そして7月、人差し指の親指側の側面に1箇所だけ汁を出して以来、汁が出なくなりました。この文章を書いている今は、治療を始めて1年後の8月ですが、最後に汁を出した箇所に時々痒みを覚えますが、掻くほどでもなく、汁がでるには至らないまでに治りました。8月でこの状態ですから、水虫自体は完治しただろうと思います(素人判断ですが)。
しかし気になることがあります。それは、治療の途中の何度かの血液検査で植物の花粉がアレルゲンであることを示していたということです。
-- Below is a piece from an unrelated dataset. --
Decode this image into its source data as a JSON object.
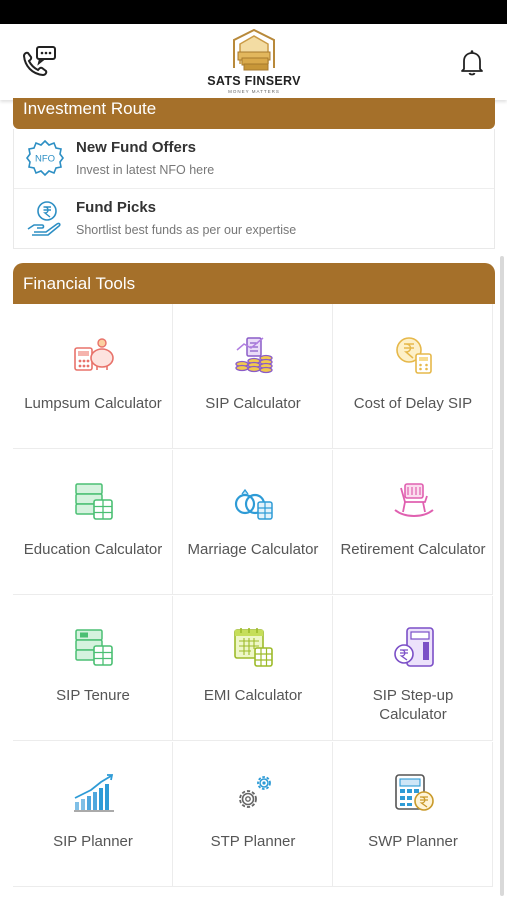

私は以前から花粉症を患っていましたが、花粉症を引き起こす花粉の種類は、血液検査で示された結果と同じく、杉,ヒノキ,イネ科の植物なのです。ちなみに今年は花粉症の発症はありませんでした。これは今年の花粉の濃度が例年よりも薄かったことにも起因するかもしれませんが、鼻の中に現れていたアレルギー症状が場所を変えて足の先に現れたという予測ができます。また、それらの花粉の季節がきたら花粉症ではなく足の先のアトピーが再び発症するか、あるいは体内に蓄積され、いつの日か発症することになるのでしょうか。松本先生がサイトに書いておられること(無限の異物に有限である人間の抵抗力は勝てず、異物が無害であればいずれ抵抗力は無くなり環境に適応する)も、花粉が季節物である故、見込みが無いようにも思えます。
まあそれはさておき、花粉症であれアトピーであれ、再び発症したらそのときは又お世話になります。
文末ですが、アトピーを治して頂いて本当にありがとうございました。